Pride and Patience
How does pride produce impatience? By placing ourselves at the center of everything, we grow impatient when things do not go our way
Here I was sitting with a friend and having a conversation about a new workshop we were developing. I began to realise how impatient I was getting on the amount of time it was taking to put it all together and that it will still be some weeks before we can go live with the workshop. I could feel the sensations impatience was creating in my body and I verbalised it to my friend. Something shifted in that moment, and I wanted to see what lies beneath this impatience for it was not the first time I was feeling this way about something / project I was working on.
And so I figured that if I leave this unexplored, it would end up like pulling dandelions out of the yard every day, only to see them grow back in a week, and keep coming back year after year. That happens because the root of a dandelion is much deeper than the little yellow flowers we see on the surface. So I headed over to Google University (google search!) and here is what I found to be the root cause of impatience.
Let's begin with a quote I came across amongst other materials - “Better is the end of a thing than its beginning, and the patient in spirit is better than the proud in spirit” - from this I got that impatience was rooted in a version pride and arrogance. It could be the impatience of not waiting for someone to complete what they have to say i.e. 'better is the end' or our impatience when we are stuck in traffic etc.

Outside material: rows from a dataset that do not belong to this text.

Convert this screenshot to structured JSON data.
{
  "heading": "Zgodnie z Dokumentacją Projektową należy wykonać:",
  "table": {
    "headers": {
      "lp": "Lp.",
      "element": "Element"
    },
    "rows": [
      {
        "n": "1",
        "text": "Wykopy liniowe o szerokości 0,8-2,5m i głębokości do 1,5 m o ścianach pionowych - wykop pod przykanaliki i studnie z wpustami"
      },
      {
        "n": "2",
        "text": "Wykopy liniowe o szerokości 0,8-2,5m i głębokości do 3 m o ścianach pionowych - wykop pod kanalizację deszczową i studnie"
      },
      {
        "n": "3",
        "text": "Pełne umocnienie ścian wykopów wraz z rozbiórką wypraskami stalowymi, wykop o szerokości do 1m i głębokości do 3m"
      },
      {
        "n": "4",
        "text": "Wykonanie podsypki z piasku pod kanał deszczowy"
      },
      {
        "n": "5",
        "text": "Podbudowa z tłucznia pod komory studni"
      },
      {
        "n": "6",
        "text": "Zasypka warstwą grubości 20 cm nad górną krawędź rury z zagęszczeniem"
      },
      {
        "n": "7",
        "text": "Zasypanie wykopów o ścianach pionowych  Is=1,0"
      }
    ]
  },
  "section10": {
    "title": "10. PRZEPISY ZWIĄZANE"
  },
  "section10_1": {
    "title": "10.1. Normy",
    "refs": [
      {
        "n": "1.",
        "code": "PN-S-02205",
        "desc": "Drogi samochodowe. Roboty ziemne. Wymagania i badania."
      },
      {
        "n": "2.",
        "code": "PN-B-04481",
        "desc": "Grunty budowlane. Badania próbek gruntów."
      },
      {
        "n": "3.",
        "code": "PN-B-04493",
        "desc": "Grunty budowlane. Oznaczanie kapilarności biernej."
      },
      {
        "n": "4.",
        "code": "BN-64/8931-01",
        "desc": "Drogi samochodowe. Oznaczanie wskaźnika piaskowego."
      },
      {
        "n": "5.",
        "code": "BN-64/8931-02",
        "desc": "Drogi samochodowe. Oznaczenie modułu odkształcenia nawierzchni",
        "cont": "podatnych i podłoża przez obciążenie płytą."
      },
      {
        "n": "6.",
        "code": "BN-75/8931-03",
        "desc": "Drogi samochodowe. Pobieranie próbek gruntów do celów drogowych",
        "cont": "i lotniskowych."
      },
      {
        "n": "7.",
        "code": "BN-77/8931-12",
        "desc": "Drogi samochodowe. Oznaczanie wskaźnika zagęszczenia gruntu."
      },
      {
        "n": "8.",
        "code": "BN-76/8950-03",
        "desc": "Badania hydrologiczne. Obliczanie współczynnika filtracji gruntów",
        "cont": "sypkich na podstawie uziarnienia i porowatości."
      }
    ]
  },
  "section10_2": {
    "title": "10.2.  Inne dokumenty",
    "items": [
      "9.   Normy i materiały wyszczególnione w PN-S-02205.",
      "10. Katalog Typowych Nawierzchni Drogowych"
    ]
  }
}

How does pride produce impatience? By placing ourselves at the center of everything, we grow impatient when things do not go our way. When we don’t get things as fast as we want, pride nudges us to take them by whatever means necessary, instead of waiting patiently for them.
Mostly for me I experience impatience in my work when things are not happening on my expected timeline. This has both positive and not so positive impacts in my life when I now look back.
On the positive, this impatience has been the source of moving forward, getting things down. That 'go-getter' attitude which I value in myself and do not what to give up on. Many organisations hire based on this parameter and as a management consultant, my work is to get things done at a rapid pace with high quality. So it's a helpful trait to have.
But what I do think does not work is if this drive comes from a place of 'my agenda' is more important than yours or by placing myself at the center of everything i.e. do my work first before anyone else's. I think this is arrogance. I am thinking that I have somewhere to go, something important to do, and I need to get there now! But this arrogantly overlooks the obvious: I am surrounded by other real people who also have places to go and things to do.
My takeaway, for me, is that I get to keep this 'drive' to get things done but each time I catch myself being gripped by impatience, it will be a learning moment to pause, go within and ask myself "how is this helping everyone involved, what is the impact on the others, what are the longer term implications?" and once I answer these questions, I get to choose my next actions.